When the market cross was the centre of activity

Swinstead market cross

Corby Glen market cross

Edenham market cross

The market cross was a feature of most towns and villages in times past, a place to meet and gossip and around which traders gathered on market days to hawk their wares, eggs, butter, cheese and milk, fruit and vegetables, poultry, meat and fish, cloth and basket work, food and goods that were produced in and around the home or farm and brought in for sale to supplement the family income.

Hence the name butter cross and many survive as a marker for the old market squares that have virtually been taken over by modern traffic, usually in the form of spires, obelisks or crosses, although sometimes as fountains, but usually with steps.

Bourne too had its own market cross, situated in the market place where two main roads intersect and now known as the town centre. It was first referred to in 1586 by the historian William Camden (1551-1623) who visited the town while writing Britannia, his survey of the British Isles, in which he described it as being ten feet high on an octagonal base with three steps, and although it seems certain that it was simply a market cross, he suggested that it had been erected to commemorate a battle and added: "It was a place of sanctuary, and around it worship was wont to be held."

A more detailed description survives from John Moore, one of our earliest historians, who published an account of the town in February 1809 at the instigation of his patron, Mrs Eleanor Pochin, tenant of the Abbey House (now demolished) and widow of George Pochin who had been Lord of the Manor of Bourne Abbots for 37 years until his death in 1798. Moore did not think much of the town because he wrote: “Bourne in its present state is low and meanly built and though the town is large and well situated, the market is but indifferently attended.”

He then went on to describe the market cross: “On the west side of the market place formerly stood the cross, the shaft of which was octangular and elegantly formed, and stood upon a deep basement, ascended by three steps.
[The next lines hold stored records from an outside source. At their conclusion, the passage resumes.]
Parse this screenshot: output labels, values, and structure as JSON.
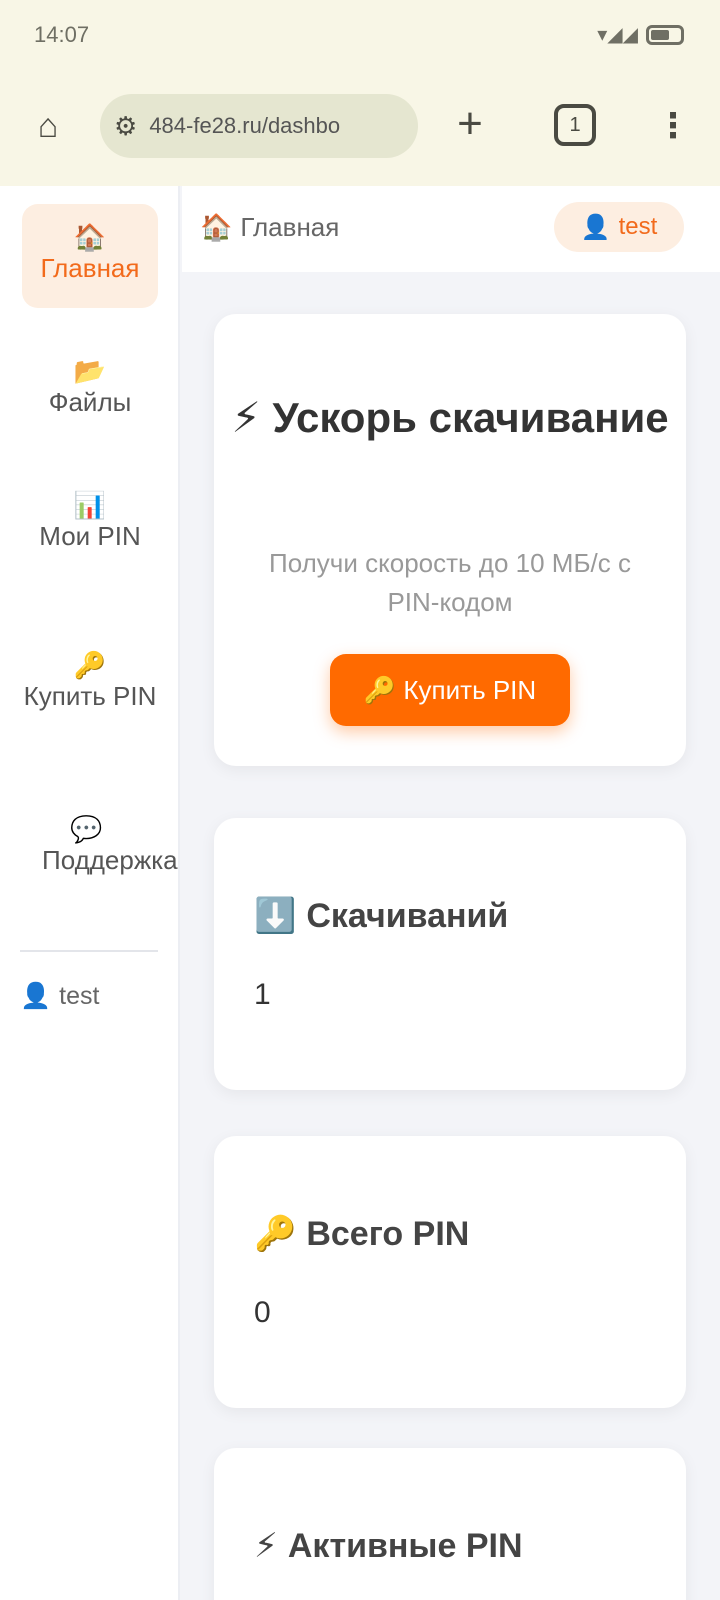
{
  "status_bar": {
    "time": "14:07",
    "signal": "▾◢◢"
  },
  "browser": {
    "home_icon": "home-icon",
    "url": "484-fe28.ru/dashbo",
    "site_icon": "site-settings-icon",
    "new_tab": "+",
    "tabs_count": "1",
    "menu": "⋮"
  },
  "sidebar": {
    "items": [
      {
        "icon": "🏠",
        "label": "Главная",
        "active": true
      },
      {
        "icon": "📂",
        "label": "Файлы",
        "active": false
      },
      {
        "icon": "📊",
        "label": "Мои PIN",
        "active": false
      },
      {
        "icon": "🔑",
        "label": "Купить PIN",
        "active": false
      },
      {
        "icon": "💬",
        "label": "Поддержка",
        "active": false
      }
    ],
    "user": {
      "icon": "👤",
      "name": "test"
    }
  },
  "topbar": {
    "breadcrumb": {
      "icon": "🏠",
      "label": "Главная"
    },
    "user_chip": {
      "icon": "👤",
      "name": "test"
    }
  },
  "hero": {
    "title": "⚡ Ускорь скачивание",
    "subtitle": "Получи скорость до 10 МБ/с с PIN-кодом",
    "button": "🔑 Купить PIN"
  },
  "stats": [
    {
      "icon": "⬇️",
      "title": "Скачиваний",
      "value": "1"
    },
    {
      "icon": "🔑",
      "title": "Всего PIN",
      "value": "0"
    },
    {
      "icon": "⚡",
      "title": "Активные PIN",
      "value": ""
    }
  ],
  "colors": {
    "accent": "#ff6a00",
    "active_bg": "#fdeee1",
    "page_bg": "#f3f4f8",
    "chrome_bg": "#f8f6e6"
  }
}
The shaft was ten feet in height, out of which grew an ash tree, but both the shaft and tree are now removed.”

Moore then quotes Camden in greater detail, telling us that the cross appears to be “the same cross as was commonly worshiped by ye parishioners at other towns in Kesteven” and added: “These crosses, many of which still remain in various parts of the kingdom, were erected, some of them for boundaries of property, parishes and sanctuary, and others commemorated battles, murders and other fatal occurrences. But they were principally intended for devotional purposes and are commonly seen near churches, or in the crossways leading thereto, where they were undoubtedly regarded with idolatrous adoration. The cross lately destroyed in Bourne was built with the ruins of the basement of a nearby building and placed on the market place but of this there now only remains a heap of loose stones and earth.”

The market cross also provided a central point for the community, a place where villagers gathered to meet and to talk and to discuss the momentous events at both local and national level that affected their lives because they realised, as we do today, that there is a security in being with your neighbours in times of crisis and an unspoken fellowship when there is cause for celebration. The annual May statute fairs for the hiring of servants were also held here and proclamations of important local and national events were made from this spot.
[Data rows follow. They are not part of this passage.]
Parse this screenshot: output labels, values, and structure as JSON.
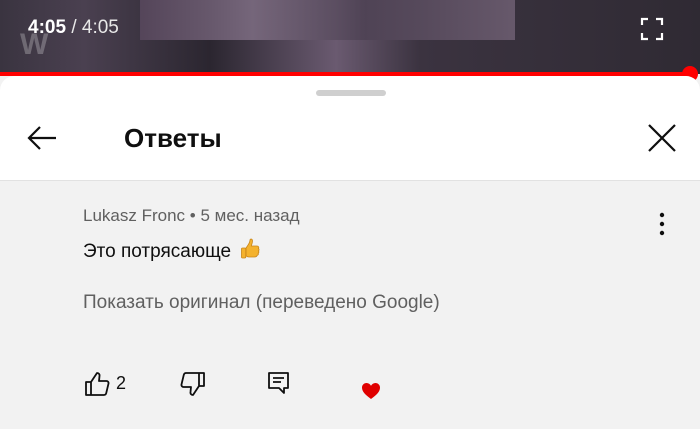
{
  "player": {
    "current_time": "4:05",
    "separator": "/",
    "duration": "4:05",
    "progress_fraction": 1.0,
    "fullscreen_icon": "fullscreen-icon",
    "accent_color": "#ff0000"
  },
  "sheet": {
    "title": "Ответы",
    "back_icon": "arrow-left-icon",
    "close_icon": "close-icon"
  },
  "comment": {
    "author": "Lukasz Fronc",
    "dot": "•",
    "age": "5 мес. назад",
    "text": "Это потрясающе",
    "emoji_icon": "thumbs-up-emoji",
    "translate_label": "Показать оригинал (переведено Google)",
    "more_icon": "more-vertical-icon",
    "like_count": "2",
    "like_icon": "thumb-up-icon",
    "dislike_icon": "thumb-down-icon",
    "reply_icon": "reply-icon",
    "heart_icon": "heart-icon",
    "heart_color": "#e00000"
  }
}
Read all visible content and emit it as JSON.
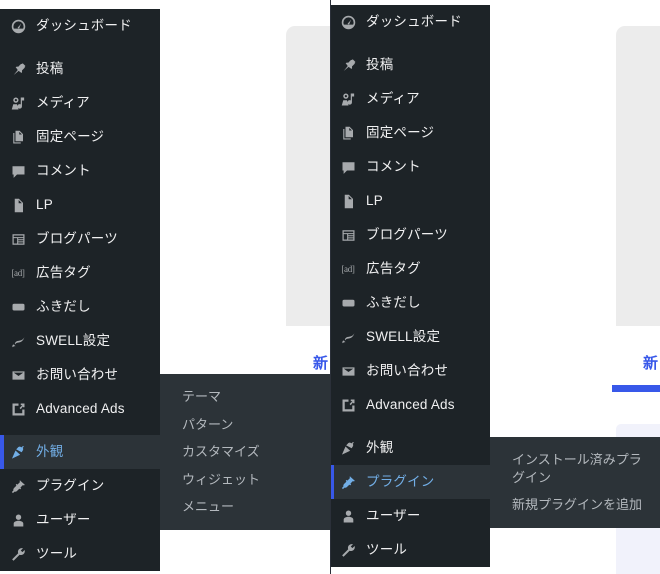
{
  "app": {
    "name": "WordPress Admin",
    "colors": {
      "sidebar_bg": "#1d2327",
      "sidebar_active_bg": "#2c3338",
      "accent_blue": "#3858e9",
      "active_text": "#72aee6",
      "label_text": "#f0f0f1",
      "submenu_text": "#b4b9be",
      "content_card": "#ececec",
      "content_card_alt": "#f1f2fb"
    }
  },
  "sidebar": {
    "items": [
      {
        "label": "ダッシュボード",
        "icon": "dashboard-icon",
        "sep_after": true
      },
      {
        "label": "投稿",
        "icon": "pin-icon",
        "sep_after": false
      },
      {
        "label": "メディア",
        "icon": "media-icon",
        "sep_after": false
      },
      {
        "label": "固定ページ",
        "icon": "pages-icon",
        "sep_after": false
      },
      {
        "label": "コメント",
        "icon": "comment-icon",
        "sep_after": false
      },
      {
        "label": "LP",
        "icon": "page-icon",
        "sep_after": false
      },
      {
        "label": "ブログパーツ",
        "icon": "blogparts-icon",
        "sep_after": false
      },
      {
        "label": "広告タグ",
        "icon": "ad-tag-icon",
        "sep_after": false
      },
      {
        "label": "ふきだし",
        "icon": "balloon-icon",
        "sep_after": false
      },
      {
        "label": "SWELL設定",
        "icon": "swell-icon",
        "sep_after": false
      },
      {
        "label": "お問い合わせ",
        "icon": "mail-icon",
        "sep_after": false
      },
      {
        "label": "Advanced Ads",
        "icon": "advanced-ads-icon",
        "sep_after": true
      },
      {
        "label": "外観",
        "icon": "appearance-icon",
        "sep_after": false
      },
      {
        "label": "プラグイン",
        "icon": "plugins-icon",
        "sep_after": false
      },
      {
        "label": "ユーザー",
        "icon": "users-icon",
        "sep_after": false
      },
      {
        "label": "ツール",
        "icon": "tools-icon",
        "sep_after": false
      }
    ]
  },
  "panel_left": {
    "active_item_index": 12,
    "active_item_label": "外観",
    "submenu": {
      "items": [
        "テーマ",
        "パターン",
        "カスタマイズ",
        "ウィジェット",
        "メニュー"
      ]
    },
    "content": {
      "heading": "新"
    }
  },
  "panel_right": {
    "active_item_index": 13,
    "active_item_label": "プラグイン",
    "submenu": {
      "items": [
        "インストール済みプラグイン",
        "新規プラグインを追加"
      ]
    },
    "content": {
      "heading": "新"
    }
  }
}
Visiting monks and priests preached the word of God, and John Wesley, the evangelist and founder of the Methodist movement, is supposed to have visited Bourne in 1782 when he addressed townspeople from the steps of the market cross after the parish clergy had closed their pulpits to him. This incident is recounted in great detail by prominent local farmer Henry Andrews Sneath (1860-1931), political and religious stalwart and author of the book Methodist Memories, although it has been claimed that the story is apocryphal.

The Ostler memorial fountain

The market cross in Bourne is known to have survived until 1803 although its fate after that is unknown. A much later feature of the market place was the Ostler memorial fountain, erected in 1860 in memory of a local benefactor John Lely Ostler (1811-59) and which acted as a market cross for the next hundred years because this was the centrepiece of many local celebrations such as Queen Victoria’s Diamond Jubilee in 1897, the Relief of Mafeking in 1900 and the ending of the Boer War two years later, peace proclamations for the Great War in 1918 and the Second World War in 1945.

But that too was overtaken by progress and in 1960, Bourne Urban District Council which then controlled local affairs decided that because of increasing vehicle flows it was causing a traffic hazard and so it was dismantled and moved stone by stone to the town cemetery in South Road where it was re-erected and now awaits restoration after being protected with a Grade II listing last year.

But we have to look a little further afield to find examples of market crosses that have survived such as that which originally existed in Bourne and the nearest example can be found at Swinstead, five miles west of the town, standing on high steps in the main street. An earlier edifice can be found at Corby Glen, erected during the reign of Edward III (1312-77), a more elaborate design but then the village once had the status of a small market town.

The market cross that once stood in the middle of Edenham, three miles to the north west, also survives but not in its original position in the centre of the village, having been removed to the churchyard after the stonework was endangered by passing lorries and now rests underneath one of the cedar trees near the main entrance to the church of St Michael’s and All Angels.